Dragon is a space capsule designed by SpaceX to provide supplies to the International space station.
The Dragon spacecraft is made up of a pressurized capsule and unpressurized trunk used
for Earth to LEO transport of pressurized cargo, unpressurized cargo, and/or crew members.
Initiated internally by SpaceX in 2005, Dragon will be utilized to fulfill the NASA COTS
contract for demonstration of cargo re-supply of the ISS.
The Dragon capsule is comprised of three main elements: the Nosecone, which protects the
vessel and the docking adaptor during ascent; the Pressurized Section, which houses the
crew and/or pressurized cargo; and the Service Section, which contains avionics, the RCS
system, parachutes, and other support infrastructure.
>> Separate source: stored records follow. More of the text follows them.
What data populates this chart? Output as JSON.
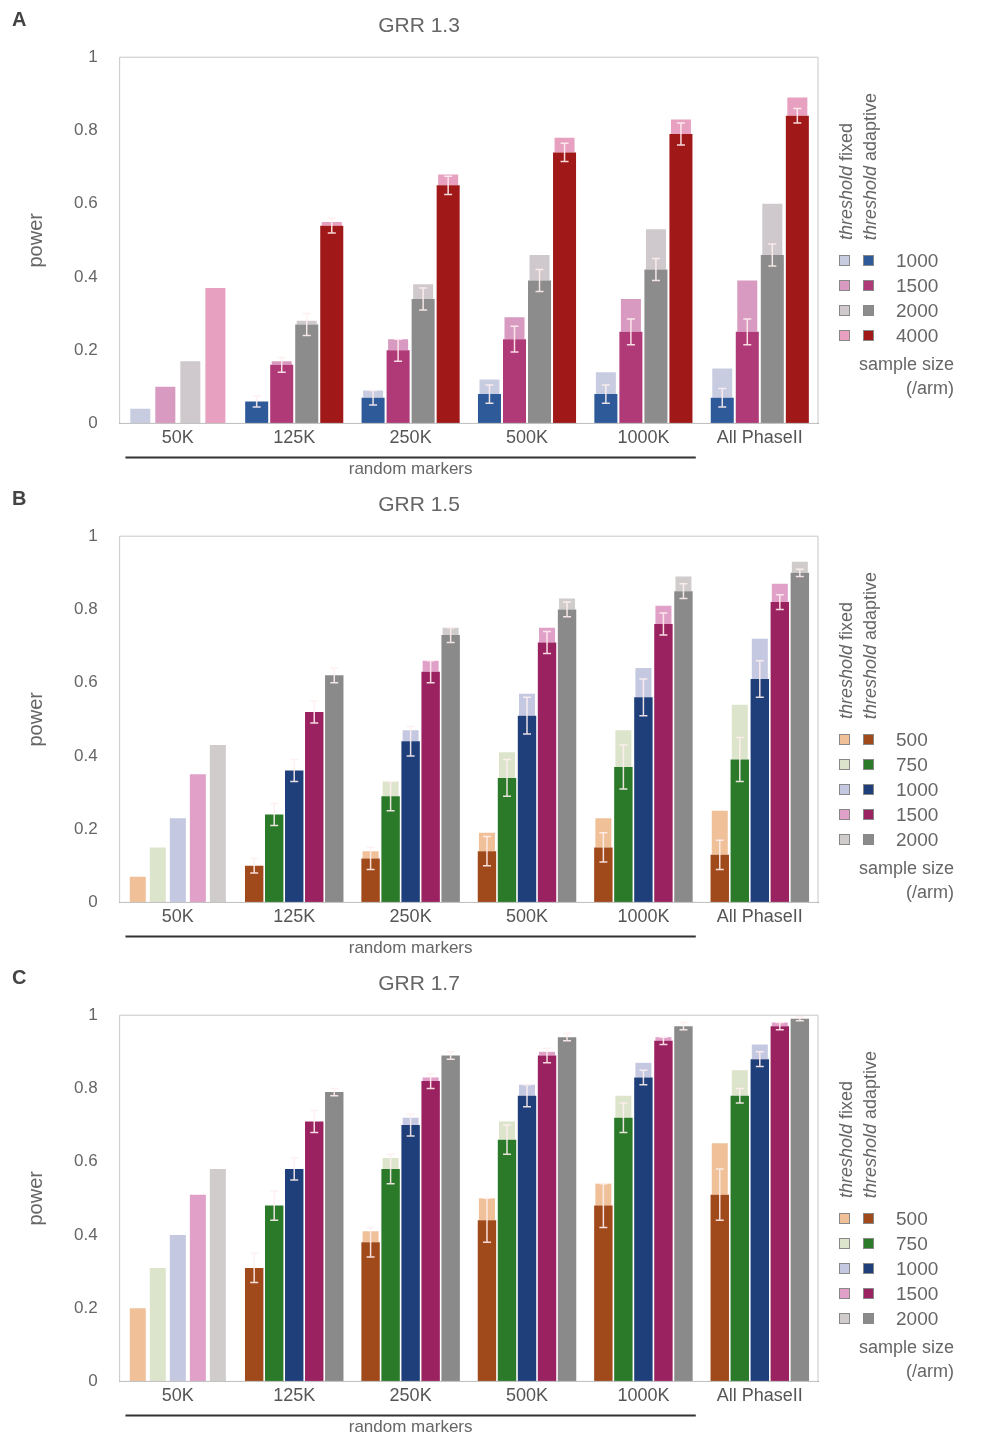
{
  "chart_data": [
    {
      "type": "bar",
      "title": "GRR 1.3",
      "ylabel": "power",
      "legend_title": "sample size (/arm)",
      "annotations": [
        "A",
        "random markers",
        "threshold fixed",
        "threshold adaptive"
      ],
      "categories": [
        "50K",
        "125K",
        "250K",
        "500K",
        "1000K",
        "All PhaseII"
      ],
      "ylim": [
        0,
        1
      ],
      "yticks": [
        0,
        0.2,
        0.4,
        0.6,
        0.8,
        1
      ],
      "grid": false,
      "legend": "right",
      "series": [
        {
          "name": "1000",
          "color": "#2e5a9a",
          "values": [
            null,
            0.06,
            0.07,
            0.08,
            0.08,
            0.07
          ],
          "errors": [
            null,
            0.015,
            0.02,
            0.025,
            0.025,
            0.025
          ]
        },
        {
          "color": "#c8cce0",
          "values": [
            0.04,
            null,
            0.02,
            0.04,
            0.06,
            0.08
          ],
          "base": [
            0,
            null,
            0.07,
            0.08,
            0.08,
            0.07
          ]
        },
        {
          "name": "1500",
          "color": "#b03a78",
          "values": [
            null,
            0.16,
            0.2,
            0.23,
            0.25,
            0.25
          ],
          "errors": [
            null,
            0.02,
            0.03,
            0.035,
            0.035,
            0.035
          ]
        },
        {
          "color": "#d89ac0",
          "values": [
            0.1,
            0.01,
            0.03,
            0.06,
            0.09,
            0.14
          ],
          "base": [
            0,
            0.16,
            0.2,
            0.23,
            0.25,
            0.25
          ]
        },
        {
          "name": "2000",
          "color": "#8c8c8c",
          "values": [
            null,
            0.27,
            0.34,
            0.39,
            0.42,
            0.46
          ],
          "errors": [
            null,
            0.03,
            0.03,
            0.03,
            0.03,
            0.03
          ]
        },
        {
          "color": "#cfc8cc",
          "values": [
            0.17,
            0.01,
            0.04,
            0.07,
            0.11,
            0.14
          ],
          "base": [
            0,
            0.27,
            0.34,
            0.39,
            0.42,
            0.46
          ]
        },
        {
          "name": "4000",
          "color": "#a01818",
          "values": [
            null,
            0.54,
            0.65,
            0.74,
            0.79,
            0.84
          ],
          "errors": [
            null,
            0.02,
            0.025,
            0.025,
            0.03,
            0.02
          ]
        },
        {
          "color": "#e8a0c0",
          "values": [
            0.37,
            0.01,
            0.03,
            0.04,
            0.04,
            0.05
          ],
          "base": [
            0,
            0.54,
            0.65,
            0.74,
            0.79,
            0.84
          ]
        }
      ]
    },
    {
      "type": "bar",
      "title": "GRR 1.5",
      "ylabel": "power",
      "legend_title": "sample size (/arm)",
      "annotations": [
        "B",
        "random markers",
        "threshold fixed",
        "threshold adaptive"
      ],
      "categories": [
        "50K",
        "125K",
        "250K",
        "500K",
        "1000K",
        "All PhaseII"
      ],
      "ylim": [
        0,
        1
      ],
      "yticks": [
        0,
        0.2,
        0.4,
        0.6,
        0.8,
        1
      ],
      "grid": false,
      "legend": "right",
      "series": [
        {
          "name": "500",
          "color": "#a04a1c",
          "values": [
            null,
            0.1,
            0.12,
            0.14,
            0.15,
            0.13
          ],
          "errors": [
            null,
            0.02,
            0.03,
            0.04,
            0.04,
            0.04
          ]
        },
        {
          "color": "#f0c098",
          "values": [
            0.07,
            null,
            0.02,
            0.05,
            0.08,
            0.12
          ],
          "base": [
            0,
            null,
            0.12,
            0.14,
            0.15,
            0.13
          ]
        },
        {
          "name": "750",
          "color": "#2a7a2a",
          "values": [
            null,
            0.24,
            0.29,
            0.34,
            0.37,
            0.39
          ],
          "errors": [
            null,
            0.03,
            0.04,
            0.05,
            0.06,
            0.06
          ]
        },
        {
          "color": "#dde4cc",
          "values": [
            0.15,
            null,
            0.04,
            0.07,
            0.1,
            0.15
          ],
          "base": [
            0,
            null,
            0.29,
            0.34,
            0.37,
            0.39
          ]
        },
        {
          "name": "1000",
          "color": "#1e3f7a",
          "values": [
            null,
            0.36,
            0.44,
            0.51,
            0.56,
            0.61
          ],
          "errors": [
            null,
            0.03,
            0.04,
            0.05,
            0.05,
            0.05
          ]
        },
        {
          "color": "#c4c8e0",
          "values": [
            0.23,
            null,
            0.03,
            0.06,
            0.08,
            0.11
          ],
          "base": [
            0,
            null,
            0.44,
            0.51,
            0.56,
            0.61
          ]
        },
        {
          "name": "1500",
          "color": "#9a2260",
          "values": [
            null,
            0.52,
            0.63,
            0.71,
            0.76,
            0.82
          ],
          "errors": [
            null,
            0.03,
            0.03,
            0.03,
            0.03,
            0.02
          ]
        },
        {
          "color": "#e0a0c8",
          "values": [
            0.35,
            null,
            0.03,
            0.04,
            0.05,
            0.05
          ],
          "base": [
            0,
            null,
            0.63,
            0.71,
            0.76,
            0.82
          ]
        },
        {
          "name": "2000",
          "color": "#8a8a8a",
          "values": [
            null,
            0.62,
            0.73,
            0.8,
            0.85,
            0.9
          ],
          "errors": [
            null,
            0.02,
            0.02,
            0.02,
            0.02,
            0.01
          ]
        },
        {
          "color": "#d0cccc",
          "values": [
            0.43,
            null,
            0.02,
            0.03,
            0.04,
            0.03
          ],
          "base": [
            0,
            null,
            0.73,
            0.8,
            0.85,
            0.9
          ]
        }
      ]
    },
    {
      "type": "bar",
      "title": "GRR 1.7",
      "ylabel": "power",
      "legend_title": "sample size (/arm)",
      "annotations": [
        "C",
        "random markers",
        "threshold fixed",
        "threshold adaptive"
      ],
      "categories": [
        "50K",
        "125K",
        "250K",
        "500K",
        "1000K",
        "All PhaseII"
      ],
      "ylim": [
        0,
        1
      ],
      "yticks": [
        0,
        0.2,
        0.4,
        0.6,
        0.8,
        1
      ],
      "grid": false,
      "legend": "right",
      "series": [
        {
          "name": "500",
          "color": "#a04a1c",
          "values": [
            null,
            0.31,
            0.38,
            0.44,
            0.48,
            0.51
          ],
          "errors": [
            null,
            0.04,
            0.04,
            0.06,
            0.06,
            0.07
          ]
        },
        {
          "color": "#f0c098",
          "values": [
            0.2,
            null,
            0.03,
            0.06,
            0.06,
            0.14
          ],
          "base": [
            0,
            null,
            0.38,
            0.44,
            0.48,
            0.51
          ]
        },
        {
          "name": "750",
          "color": "#2a7a2a",
          "values": [
            null,
            0.48,
            0.58,
            0.66,
            0.72,
            0.78
          ],
          "errors": [
            null,
            0.04,
            0.04,
            0.04,
            0.04,
            0.02
          ]
        },
        {
          "color": "#dde4cc",
          "values": [
            0.31,
            null,
            0.03,
            0.05,
            0.06,
            0.07
          ],
          "base": [
            0,
            null,
            0.58,
            0.66,
            0.72,
            0.78
          ]
        },
        {
          "name": "1000",
          "color": "#1e3f7a",
          "values": [
            null,
            0.58,
            0.7,
            0.78,
            0.83,
            0.88
          ],
          "errors": [
            null,
            0.03,
            0.03,
            0.03,
            0.02,
            0.02
          ]
        },
        {
          "color": "#c4c8e0",
          "values": [
            0.4,
            null,
            0.02,
            0.03,
            0.04,
            0.04
          ],
          "base": [
            0,
            null,
            0.7,
            0.78,
            0.83,
            0.88
          ]
        },
        {
          "name": "1500",
          "color": "#9a2260",
          "values": [
            null,
            0.71,
            0.82,
            0.89,
            0.93,
            0.97
          ],
          "errors": [
            null,
            0.03,
            0.02,
            0.02,
            0.01,
            0.01
          ]
        },
        {
          "color": "#e0a0c8",
          "values": [
            0.51,
            null,
            0.01,
            0.01,
            0.01,
            0.01
          ],
          "base": [
            0,
            null,
            0.82,
            0.89,
            0.93,
            0.97
          ]
        },
        {
          "name": "2000",
          "color": "#8a8a8a",
          "values": [
            null,
            0.79,
            0.89,
            0.94,
            0.97,
            0.99
          ],
          "errors": [
            null,
            0.01,
            0.01,
            0.01,
            0.01,
            0.005
          ]
        },
        {
          "color": "#d0cccc",
          "values": [
            0.58,
            null,
            null,
            null,
            null,
            null
          ],
          "base": [
            0,
            null,
            null,
            null,
            null,
            null
          ]
        }
      ]
    }
  ]
}
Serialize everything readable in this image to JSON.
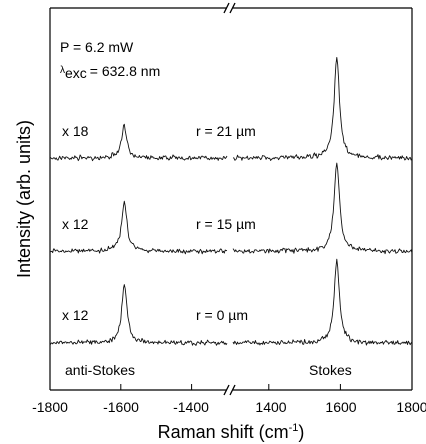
{
  "chart_data": {
    "type": "line",
    "title": "",
    "xlabel": "Raman shift (cm",
    "xlabel_sup": "-1",
    "xlabel_end": ")",
    "ylabel": "Intensity (arb. units)",
    "broken_axis": true,
    "panels": [
      {
        "name": "anti-Stokes",
        "xlim": [
          -1800,
          -1300
        ],
        "ticks": [
          "-1800",
          "-1600",
          "-1400"
        ],
        "tick_values": [
          -1800,
          -1600,
          -1400
        ]
      },
      {
        "name": "Stokes",
        "xlim": [
          1300,
          1800
        ],
        "ticks": [
          "1400",
          "1600",
          "1800"
        ],
        "tick_values": [
          1400,
          1600,
          1800
        ]
      }
    ],
    "conditions": {
      "power": "P = 6.2 mW",
      "lambda_sub": "exc",
      "lambda_value": "= 632.8 nm"
    },
    "series": [
      {
        "name": "r = 21 µm",
        "scale": "x 18",
        "anti_stokes_peak": {
          "x": -1590,
          "height": 0.32
        },
        "stokes_peak": {
          "x": 1590,
          "height": 1.0
        }
      },
      {
        "name": "r = 15 µm",
        "scale": "x 12",
        "anti_stokes_peak": {
          "x": -1590,
          "height": 0.55
        },
        "stokes_peak": {
          "x": 1590,
          "height": 1.0
        }
      },
      {
        "name": "r = 0 µm",
        "scale": "x 12",
        "anti_stokes_peak": {
          "x": -1590,
          "height": 0.72
        },
        "stokes_peak": {
          "x": 1590,
          "height": 1.0
        }
      }
    ],
    "region_labels": [
      "anti-Stokes",
      "Stokes"
    ],
    "grid": false,
    "legend": "none"
  }
}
In addition an unpressurized trunk
is included, which provides for the stowage of unpressurized cargo and will support
Dragon's solar arrays and thermal radiators.
SpaceX was one of two winners of the NASA Commercial Orbital Transportation Services
competition. The SpaceX portion of the award is $278 million for three flight
demonstrations of Falcon-9 v1.0 carrying the Dragon
spaceship, which occured in mid 2009 and 2010. The prototype Dragon C1 capsule lacked several systems of the operational Dragon-C capsule. The second and third test flights were eventually combined into one mission and
culminated in the transfer of cargo to the International Space Station (ISS) and return of
cargo safely to Earth.
The agreement also contains an option for three demonstration flights of the seven
person crewed version of Dragon taking people to the ISS and back. The cargo Dragon and
crewed Dragon are almost identical, with the exception of the crew escape system, the life
support system and onboard controls that allow the crew to take over control from the
flight computer when needed.
In addition to servicing NASA needs, the F9/Dragon will possibly also be of service to
Bigelow Aerospace, which plans to orbit a commercial space station. Bigelow Aerospace and
SpaceX have an ongoing dialogue to ensure that F9/Dragon meets the human transportation
needs of their planned space station as efficiently as possible.
In December 2008 SpaceX received a contract under CRS-1 to deliver 20.000 kg to the ISS by the
means of 12 Dragon flights. In March 2015, three more missions were added to the contract for launches in 2017. In December 2015, five final missions were awarded under CRS-1.
Dragon CRS-7 was lost in a launch failure.
Under the CRS-2 selction in January 2015 Dragon was selected for a minimum of six missions, which will use a cargo version of the Crew Dragon spacecraft.